Minimal polynomial reducible modulo every prime $p$

Question

Suppose $K = \mathbb{Q}(\alpha)$ with $\alpha = a + b\sqrt{D_1}+c\sqrt{D_2}+d\sqrt{D_1D_2}$ with $D_1,D_2 \in \mathbb{Z}$. Prove that the minimal polynomial $m_\alpha(x)$ for $\alpha$ over $\mathbb{Q}$ is irreducible of degree 4 over $\mathbb{Q}$ but is reducible modulo every prime $p$. In particular show that the polynomial $x^4 - 10x^2 +1$ is irreducible in $\mathbb{Z}[x]$ but is reducible modulo every prime. [Use the fact that there are no biquadratic extensions over finite fields.]

So far I have established the following:

$[\mathbb{Q}(\alpha):\mathbb{Q}]=\deg(m_\alpha(x))=4$

$Gal(\mathbb{F}_{p^n}/\mathbb{F}_p)$ is cyclic, hence no biquadratic extension (which is iso to $V_4$) exists over finite fields.

I'm having a problem proving the reducibility mod every prime though.
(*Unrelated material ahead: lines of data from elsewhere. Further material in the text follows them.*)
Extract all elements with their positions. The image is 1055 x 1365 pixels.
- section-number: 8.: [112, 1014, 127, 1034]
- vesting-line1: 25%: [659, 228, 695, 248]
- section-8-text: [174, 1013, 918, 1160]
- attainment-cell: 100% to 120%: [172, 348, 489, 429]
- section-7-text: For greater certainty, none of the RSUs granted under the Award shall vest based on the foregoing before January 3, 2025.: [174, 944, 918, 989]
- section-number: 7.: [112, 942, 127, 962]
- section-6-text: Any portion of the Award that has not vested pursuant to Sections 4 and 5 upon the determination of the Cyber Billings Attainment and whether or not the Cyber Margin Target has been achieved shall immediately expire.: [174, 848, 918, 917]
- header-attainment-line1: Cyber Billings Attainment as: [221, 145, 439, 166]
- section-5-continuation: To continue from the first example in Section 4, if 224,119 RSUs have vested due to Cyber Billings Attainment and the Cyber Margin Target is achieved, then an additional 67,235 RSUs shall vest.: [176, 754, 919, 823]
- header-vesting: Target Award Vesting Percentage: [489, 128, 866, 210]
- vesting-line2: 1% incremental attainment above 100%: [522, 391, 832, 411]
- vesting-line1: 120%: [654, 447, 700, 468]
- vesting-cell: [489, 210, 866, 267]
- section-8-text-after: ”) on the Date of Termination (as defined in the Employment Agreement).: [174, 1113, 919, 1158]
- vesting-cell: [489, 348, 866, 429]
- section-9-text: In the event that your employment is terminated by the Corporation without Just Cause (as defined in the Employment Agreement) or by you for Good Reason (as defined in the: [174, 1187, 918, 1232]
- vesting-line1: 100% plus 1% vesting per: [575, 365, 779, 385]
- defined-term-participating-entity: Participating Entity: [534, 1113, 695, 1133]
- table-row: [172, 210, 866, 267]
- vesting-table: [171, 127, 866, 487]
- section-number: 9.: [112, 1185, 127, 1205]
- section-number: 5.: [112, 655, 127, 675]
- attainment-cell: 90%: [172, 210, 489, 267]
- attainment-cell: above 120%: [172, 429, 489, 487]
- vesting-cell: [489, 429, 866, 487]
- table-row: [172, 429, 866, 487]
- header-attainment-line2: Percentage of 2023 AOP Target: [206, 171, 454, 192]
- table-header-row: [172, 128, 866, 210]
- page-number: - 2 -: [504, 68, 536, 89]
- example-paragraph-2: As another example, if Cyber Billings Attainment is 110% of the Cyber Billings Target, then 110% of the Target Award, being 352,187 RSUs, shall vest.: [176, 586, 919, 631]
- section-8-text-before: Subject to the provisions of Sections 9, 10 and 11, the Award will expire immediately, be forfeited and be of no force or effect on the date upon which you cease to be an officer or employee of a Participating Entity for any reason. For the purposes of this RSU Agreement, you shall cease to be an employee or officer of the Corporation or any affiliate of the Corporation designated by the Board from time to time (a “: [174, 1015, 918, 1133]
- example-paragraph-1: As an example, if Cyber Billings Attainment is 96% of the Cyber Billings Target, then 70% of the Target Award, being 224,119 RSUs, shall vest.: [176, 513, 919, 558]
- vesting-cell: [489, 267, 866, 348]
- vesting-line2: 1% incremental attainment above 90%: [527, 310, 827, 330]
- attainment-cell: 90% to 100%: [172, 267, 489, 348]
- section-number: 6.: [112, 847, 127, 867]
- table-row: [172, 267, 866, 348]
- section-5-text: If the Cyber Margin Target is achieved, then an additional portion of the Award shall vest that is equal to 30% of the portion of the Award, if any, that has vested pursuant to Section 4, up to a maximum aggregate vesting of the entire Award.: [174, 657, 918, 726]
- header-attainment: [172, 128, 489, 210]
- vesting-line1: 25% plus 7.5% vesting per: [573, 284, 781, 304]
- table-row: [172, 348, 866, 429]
Any hints?

Answer 1

Turns out it's rather simple. As I already observed in the question, $Gal(\mathbb{F}_{p^n}/\mathbb{F}_p)\cong \mathbb{Z}/n\Bbb{Z}$, hence cyclic.

If $f(x) $ of degree $n$ is irreducible over $\Bbb{F}_p$, its splitting field over $\Bbb{F}_p$ is $\Bbb{F}_{p^n}$.

$\because$ the splitting field of $m_\alpha(x)$ would be $\Bbb{F}_p(\sqrt{D_1},\sqrt{D_2})$, which has no element of order $p^4$, i.e. which is not cyclic,

$\therefore$ $m_\alpha(x)$ cannot be irreducible.

Answer 2

The field $\mathbf{F}_{q^2}$ contains the square roots of all of the elements of $\mathbf{F}_q$, so the splitting field of $f$ over $\mathbf{F}_q$ is $\mathbf{F}_{q^2}$, a degree 2 extension.

Thus, the factorization of $f$ consists only of linear and quadratic factors -- in particular, no quartic factors -- thus it is not irreducible over $\mathbf{F}_q$.